The main wood wasp control measure is the use of a nematode, Deladenus siricidicola , which sterilizes the females of the insect and is specific for this pest, which makes its use safe. It was introduced by the CSIRO, in Australia, and has been massively produced at the Forest Entomology Laboratory of Embrapa Florestas since 1990, being distributed to pine producers who have the pest in their plantations.

Although the nematode has already established itself as a product with proven efficiency in controlling the wood wasp, the need was felt to standardize the internal processes involved in its production. Therefore, Embrapa Florestas implemented the Quality Management System, aiming at reliability and traceability, providing continuous improvement of its processes.

Thus, the entire Nematode Mass Rearing process was described in “Standard Operating Procedures”, so that the activities are carried out with a defined quality standard, aiming at obtaining a safe and efficient product. In addition, forms were established for recording nematode production data.

The process, from the production of nematode doses to the final consumer receiving the product, was modified and standardized, creating the possibility of traceability at all stages of execution. Internal audits are carried out annually with the aim of verifying compliance with the requirements established in the specific standard.

The actions carried out by Embrapa Florestas also enabled the registration of the product, called Nematec, with the Ministry of Agriculture, Livestock and Supply, having also obtained the trademark and identity registration with the National Institute of Intellectual Property, as well as the Environmental Licensing for use of the product in the states of Paraná (Paraná Agricultural Defense Agency), Santa Catarina (Integrated Agricultural Development Company of Santa Catarina) and Rio Grande do Sul (State Foundation for Environmental Protection).

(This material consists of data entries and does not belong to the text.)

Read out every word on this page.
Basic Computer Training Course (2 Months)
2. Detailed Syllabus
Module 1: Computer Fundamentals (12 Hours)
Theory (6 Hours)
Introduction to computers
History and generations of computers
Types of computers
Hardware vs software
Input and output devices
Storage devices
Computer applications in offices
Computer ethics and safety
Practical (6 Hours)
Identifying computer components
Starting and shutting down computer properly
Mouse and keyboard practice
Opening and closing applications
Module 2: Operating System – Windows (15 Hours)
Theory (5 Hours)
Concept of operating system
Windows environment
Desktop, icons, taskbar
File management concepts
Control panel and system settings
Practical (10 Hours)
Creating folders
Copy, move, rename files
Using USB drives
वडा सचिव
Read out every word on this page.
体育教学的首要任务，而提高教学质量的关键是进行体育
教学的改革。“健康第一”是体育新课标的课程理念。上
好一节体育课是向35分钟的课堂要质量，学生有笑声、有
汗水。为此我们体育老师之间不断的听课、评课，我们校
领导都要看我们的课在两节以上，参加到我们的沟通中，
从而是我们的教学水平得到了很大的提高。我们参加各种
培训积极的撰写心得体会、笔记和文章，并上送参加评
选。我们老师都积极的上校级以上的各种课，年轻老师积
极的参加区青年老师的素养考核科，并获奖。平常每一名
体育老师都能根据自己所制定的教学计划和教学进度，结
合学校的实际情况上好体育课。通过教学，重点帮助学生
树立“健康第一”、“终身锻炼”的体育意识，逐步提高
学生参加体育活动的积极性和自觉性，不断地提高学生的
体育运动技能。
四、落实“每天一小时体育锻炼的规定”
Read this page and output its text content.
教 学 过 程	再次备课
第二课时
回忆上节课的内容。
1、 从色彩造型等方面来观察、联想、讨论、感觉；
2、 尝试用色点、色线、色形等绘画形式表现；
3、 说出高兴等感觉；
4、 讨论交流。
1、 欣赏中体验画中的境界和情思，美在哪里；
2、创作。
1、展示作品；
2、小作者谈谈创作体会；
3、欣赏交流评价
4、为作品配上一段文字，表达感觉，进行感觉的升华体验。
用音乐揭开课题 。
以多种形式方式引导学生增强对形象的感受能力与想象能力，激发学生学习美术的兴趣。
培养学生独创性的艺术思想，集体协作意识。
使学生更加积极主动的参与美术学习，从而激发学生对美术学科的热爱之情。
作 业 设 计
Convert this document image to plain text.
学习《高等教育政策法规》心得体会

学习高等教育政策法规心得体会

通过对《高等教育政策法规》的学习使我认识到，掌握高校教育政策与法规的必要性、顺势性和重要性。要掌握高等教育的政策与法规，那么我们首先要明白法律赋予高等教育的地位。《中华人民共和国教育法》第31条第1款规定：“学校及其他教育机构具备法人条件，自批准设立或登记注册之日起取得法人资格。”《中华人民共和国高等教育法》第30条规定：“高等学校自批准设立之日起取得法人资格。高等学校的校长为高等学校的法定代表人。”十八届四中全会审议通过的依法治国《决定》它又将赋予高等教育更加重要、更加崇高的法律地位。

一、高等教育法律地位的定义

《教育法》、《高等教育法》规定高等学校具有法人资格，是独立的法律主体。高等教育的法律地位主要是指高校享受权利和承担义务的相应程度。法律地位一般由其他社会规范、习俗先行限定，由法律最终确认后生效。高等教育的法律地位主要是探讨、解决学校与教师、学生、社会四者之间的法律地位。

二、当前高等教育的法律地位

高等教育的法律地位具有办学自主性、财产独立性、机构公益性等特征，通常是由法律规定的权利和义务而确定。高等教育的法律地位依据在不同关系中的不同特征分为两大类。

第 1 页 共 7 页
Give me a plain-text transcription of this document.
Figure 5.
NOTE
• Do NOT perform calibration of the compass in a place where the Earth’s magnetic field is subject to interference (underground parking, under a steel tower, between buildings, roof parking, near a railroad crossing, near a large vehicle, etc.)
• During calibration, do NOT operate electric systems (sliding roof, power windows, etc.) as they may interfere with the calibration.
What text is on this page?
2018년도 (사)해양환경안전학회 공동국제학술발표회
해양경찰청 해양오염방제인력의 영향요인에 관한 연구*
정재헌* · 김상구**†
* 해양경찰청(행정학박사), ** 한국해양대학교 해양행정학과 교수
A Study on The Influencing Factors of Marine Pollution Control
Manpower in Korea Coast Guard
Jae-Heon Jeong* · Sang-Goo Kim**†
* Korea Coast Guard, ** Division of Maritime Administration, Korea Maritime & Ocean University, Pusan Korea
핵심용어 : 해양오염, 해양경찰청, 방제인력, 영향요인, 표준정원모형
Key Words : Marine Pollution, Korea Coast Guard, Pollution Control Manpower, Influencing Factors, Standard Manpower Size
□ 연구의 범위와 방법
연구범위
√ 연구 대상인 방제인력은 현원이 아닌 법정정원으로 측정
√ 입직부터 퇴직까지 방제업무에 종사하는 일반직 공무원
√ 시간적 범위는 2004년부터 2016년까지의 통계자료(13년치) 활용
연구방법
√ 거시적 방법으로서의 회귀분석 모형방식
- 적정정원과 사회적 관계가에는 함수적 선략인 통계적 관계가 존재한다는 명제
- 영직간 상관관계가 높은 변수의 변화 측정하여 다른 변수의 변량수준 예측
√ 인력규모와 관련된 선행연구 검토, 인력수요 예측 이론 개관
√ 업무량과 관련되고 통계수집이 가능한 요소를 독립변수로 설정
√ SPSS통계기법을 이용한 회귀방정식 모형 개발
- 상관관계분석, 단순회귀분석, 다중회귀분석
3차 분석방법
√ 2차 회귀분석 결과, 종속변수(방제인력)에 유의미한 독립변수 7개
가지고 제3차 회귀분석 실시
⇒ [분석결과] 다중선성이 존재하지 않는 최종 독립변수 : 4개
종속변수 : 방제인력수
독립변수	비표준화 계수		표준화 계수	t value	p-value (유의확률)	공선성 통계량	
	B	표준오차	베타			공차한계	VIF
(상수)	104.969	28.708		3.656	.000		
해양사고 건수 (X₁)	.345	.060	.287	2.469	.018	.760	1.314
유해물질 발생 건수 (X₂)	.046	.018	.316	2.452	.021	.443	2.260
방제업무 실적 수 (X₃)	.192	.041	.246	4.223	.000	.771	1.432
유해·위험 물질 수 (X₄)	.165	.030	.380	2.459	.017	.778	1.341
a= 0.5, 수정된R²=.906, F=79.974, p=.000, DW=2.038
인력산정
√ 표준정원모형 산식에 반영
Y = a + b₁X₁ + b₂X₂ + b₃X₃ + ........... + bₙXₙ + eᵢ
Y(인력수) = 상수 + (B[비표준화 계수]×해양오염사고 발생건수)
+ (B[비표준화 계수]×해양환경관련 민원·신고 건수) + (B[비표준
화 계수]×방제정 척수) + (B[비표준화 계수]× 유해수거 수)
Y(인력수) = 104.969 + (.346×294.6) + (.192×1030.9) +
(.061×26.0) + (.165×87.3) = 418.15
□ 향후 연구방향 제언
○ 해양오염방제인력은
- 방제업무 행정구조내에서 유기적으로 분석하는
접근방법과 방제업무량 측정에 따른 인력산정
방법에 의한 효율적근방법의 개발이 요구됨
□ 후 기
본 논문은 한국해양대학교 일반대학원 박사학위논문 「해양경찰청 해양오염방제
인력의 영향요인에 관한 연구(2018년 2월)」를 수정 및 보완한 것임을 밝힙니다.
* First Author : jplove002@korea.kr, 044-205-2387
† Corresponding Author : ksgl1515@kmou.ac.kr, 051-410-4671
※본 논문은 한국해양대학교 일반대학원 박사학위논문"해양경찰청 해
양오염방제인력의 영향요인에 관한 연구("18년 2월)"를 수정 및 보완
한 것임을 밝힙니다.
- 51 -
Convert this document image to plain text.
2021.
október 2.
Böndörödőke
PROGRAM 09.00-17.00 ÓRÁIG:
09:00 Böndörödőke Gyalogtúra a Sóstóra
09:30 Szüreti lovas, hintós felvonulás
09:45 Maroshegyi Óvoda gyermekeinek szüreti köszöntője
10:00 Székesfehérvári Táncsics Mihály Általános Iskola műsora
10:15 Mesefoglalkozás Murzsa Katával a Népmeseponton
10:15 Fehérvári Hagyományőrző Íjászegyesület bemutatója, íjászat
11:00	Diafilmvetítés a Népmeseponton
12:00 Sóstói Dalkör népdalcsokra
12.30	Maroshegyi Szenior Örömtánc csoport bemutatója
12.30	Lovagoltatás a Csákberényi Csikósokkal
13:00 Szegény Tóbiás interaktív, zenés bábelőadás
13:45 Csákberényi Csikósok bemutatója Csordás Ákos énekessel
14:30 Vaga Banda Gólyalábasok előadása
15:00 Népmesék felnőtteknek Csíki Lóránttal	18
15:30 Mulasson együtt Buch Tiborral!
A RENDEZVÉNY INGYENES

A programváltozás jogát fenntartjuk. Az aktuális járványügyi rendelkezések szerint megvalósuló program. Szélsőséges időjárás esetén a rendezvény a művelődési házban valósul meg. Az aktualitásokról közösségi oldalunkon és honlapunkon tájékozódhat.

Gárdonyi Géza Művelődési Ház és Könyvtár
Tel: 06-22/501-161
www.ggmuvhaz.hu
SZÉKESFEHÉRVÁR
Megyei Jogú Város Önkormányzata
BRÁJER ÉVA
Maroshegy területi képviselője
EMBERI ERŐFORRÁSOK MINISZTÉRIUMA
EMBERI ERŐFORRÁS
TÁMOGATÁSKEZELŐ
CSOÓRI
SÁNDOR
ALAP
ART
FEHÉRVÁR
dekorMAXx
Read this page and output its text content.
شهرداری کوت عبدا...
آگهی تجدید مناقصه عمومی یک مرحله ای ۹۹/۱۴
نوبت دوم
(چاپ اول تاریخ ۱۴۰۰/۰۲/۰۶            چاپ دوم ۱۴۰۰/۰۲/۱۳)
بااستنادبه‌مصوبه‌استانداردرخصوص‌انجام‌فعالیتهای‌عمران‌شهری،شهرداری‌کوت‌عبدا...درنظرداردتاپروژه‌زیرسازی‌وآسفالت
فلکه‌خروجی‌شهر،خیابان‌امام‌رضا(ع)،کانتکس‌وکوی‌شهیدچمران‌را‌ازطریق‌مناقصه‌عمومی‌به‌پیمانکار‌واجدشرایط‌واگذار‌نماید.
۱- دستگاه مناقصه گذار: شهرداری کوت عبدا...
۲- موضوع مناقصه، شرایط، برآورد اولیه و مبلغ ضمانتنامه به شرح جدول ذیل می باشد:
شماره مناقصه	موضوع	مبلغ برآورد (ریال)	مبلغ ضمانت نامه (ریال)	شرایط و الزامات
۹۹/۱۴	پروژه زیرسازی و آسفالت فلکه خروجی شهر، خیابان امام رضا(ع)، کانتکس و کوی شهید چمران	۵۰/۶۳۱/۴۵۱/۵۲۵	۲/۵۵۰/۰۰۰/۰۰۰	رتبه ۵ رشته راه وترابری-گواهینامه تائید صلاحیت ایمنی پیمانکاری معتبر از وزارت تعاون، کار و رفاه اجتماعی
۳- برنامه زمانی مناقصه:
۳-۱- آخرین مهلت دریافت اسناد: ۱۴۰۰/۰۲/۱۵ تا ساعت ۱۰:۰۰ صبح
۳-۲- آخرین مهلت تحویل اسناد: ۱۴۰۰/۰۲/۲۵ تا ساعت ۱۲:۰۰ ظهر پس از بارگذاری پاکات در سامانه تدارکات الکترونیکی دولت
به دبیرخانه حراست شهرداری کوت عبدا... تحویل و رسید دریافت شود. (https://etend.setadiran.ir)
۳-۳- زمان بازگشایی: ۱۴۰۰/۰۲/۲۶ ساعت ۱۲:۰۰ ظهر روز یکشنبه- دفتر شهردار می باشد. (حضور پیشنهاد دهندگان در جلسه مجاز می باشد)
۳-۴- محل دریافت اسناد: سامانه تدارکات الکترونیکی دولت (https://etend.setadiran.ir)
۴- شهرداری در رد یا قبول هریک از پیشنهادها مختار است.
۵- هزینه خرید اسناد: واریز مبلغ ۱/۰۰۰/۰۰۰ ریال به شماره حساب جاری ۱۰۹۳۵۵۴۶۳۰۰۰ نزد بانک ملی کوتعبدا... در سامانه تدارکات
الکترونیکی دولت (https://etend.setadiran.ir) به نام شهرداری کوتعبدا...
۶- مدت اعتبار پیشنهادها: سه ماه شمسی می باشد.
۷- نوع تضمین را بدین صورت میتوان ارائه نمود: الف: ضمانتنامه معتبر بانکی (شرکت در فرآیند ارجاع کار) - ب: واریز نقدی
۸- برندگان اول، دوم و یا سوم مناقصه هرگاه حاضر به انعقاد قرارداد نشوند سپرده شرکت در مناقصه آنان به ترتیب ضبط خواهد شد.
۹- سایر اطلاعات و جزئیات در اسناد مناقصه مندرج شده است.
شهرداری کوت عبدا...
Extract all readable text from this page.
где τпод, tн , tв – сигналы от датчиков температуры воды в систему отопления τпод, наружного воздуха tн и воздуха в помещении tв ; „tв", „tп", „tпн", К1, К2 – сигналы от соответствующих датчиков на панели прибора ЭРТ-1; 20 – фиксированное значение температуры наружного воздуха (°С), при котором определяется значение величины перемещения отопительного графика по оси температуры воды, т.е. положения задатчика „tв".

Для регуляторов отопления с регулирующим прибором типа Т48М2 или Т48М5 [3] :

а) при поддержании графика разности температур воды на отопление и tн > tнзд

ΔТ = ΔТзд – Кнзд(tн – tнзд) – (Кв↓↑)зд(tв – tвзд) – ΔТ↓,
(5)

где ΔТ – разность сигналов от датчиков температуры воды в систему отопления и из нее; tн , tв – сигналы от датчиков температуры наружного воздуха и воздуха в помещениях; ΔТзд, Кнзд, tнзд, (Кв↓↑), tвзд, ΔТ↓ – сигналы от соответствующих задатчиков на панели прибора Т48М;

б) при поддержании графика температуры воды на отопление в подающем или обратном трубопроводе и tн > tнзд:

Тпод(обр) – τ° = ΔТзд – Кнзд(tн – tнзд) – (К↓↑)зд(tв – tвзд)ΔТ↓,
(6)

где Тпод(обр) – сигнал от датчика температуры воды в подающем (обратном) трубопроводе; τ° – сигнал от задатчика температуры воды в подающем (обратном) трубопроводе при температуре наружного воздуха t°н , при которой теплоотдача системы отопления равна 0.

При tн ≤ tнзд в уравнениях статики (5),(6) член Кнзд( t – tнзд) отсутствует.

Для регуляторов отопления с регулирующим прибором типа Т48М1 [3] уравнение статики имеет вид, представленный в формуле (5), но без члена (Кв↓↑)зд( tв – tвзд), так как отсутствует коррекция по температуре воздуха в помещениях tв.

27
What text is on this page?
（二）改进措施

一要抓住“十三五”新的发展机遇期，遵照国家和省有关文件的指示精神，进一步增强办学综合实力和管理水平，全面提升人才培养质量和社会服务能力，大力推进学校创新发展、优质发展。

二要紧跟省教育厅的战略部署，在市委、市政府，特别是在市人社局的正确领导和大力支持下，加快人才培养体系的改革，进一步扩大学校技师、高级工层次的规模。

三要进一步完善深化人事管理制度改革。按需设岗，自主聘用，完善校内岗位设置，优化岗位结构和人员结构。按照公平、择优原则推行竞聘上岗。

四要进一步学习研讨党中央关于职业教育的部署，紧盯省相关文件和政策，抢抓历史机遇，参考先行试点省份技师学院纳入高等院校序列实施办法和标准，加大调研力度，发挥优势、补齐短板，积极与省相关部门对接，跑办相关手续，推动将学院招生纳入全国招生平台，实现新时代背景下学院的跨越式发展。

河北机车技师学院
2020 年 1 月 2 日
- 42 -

Currently, the partnership between Embrapa Florestas and the Cearense Foundation for Meteorology and Water Resources brings together around 120 forestry companies linked to the pine production chain, to which an average of 8,000 annual doses of the product are sent for use in the attacked plantations. Also, to ensure the efficiency of the product in controlling the pest, training events are held aimed at the quality of the process of using Nematec in pine plantations, aimed at producers, technicians from forestry companies and service providers.

It is important to point out that the estimated damage caused by the wood wasp attack in Brazil is up to 53 million dollars per year, also considering harvesting costs, and 25 million dollars per year, when considering standing wood. However, combined with other measures provided for in the National Wood Wasp Control Program, the use of Nematec provides a reduction in losses of less than 70% and keeps the pest under control.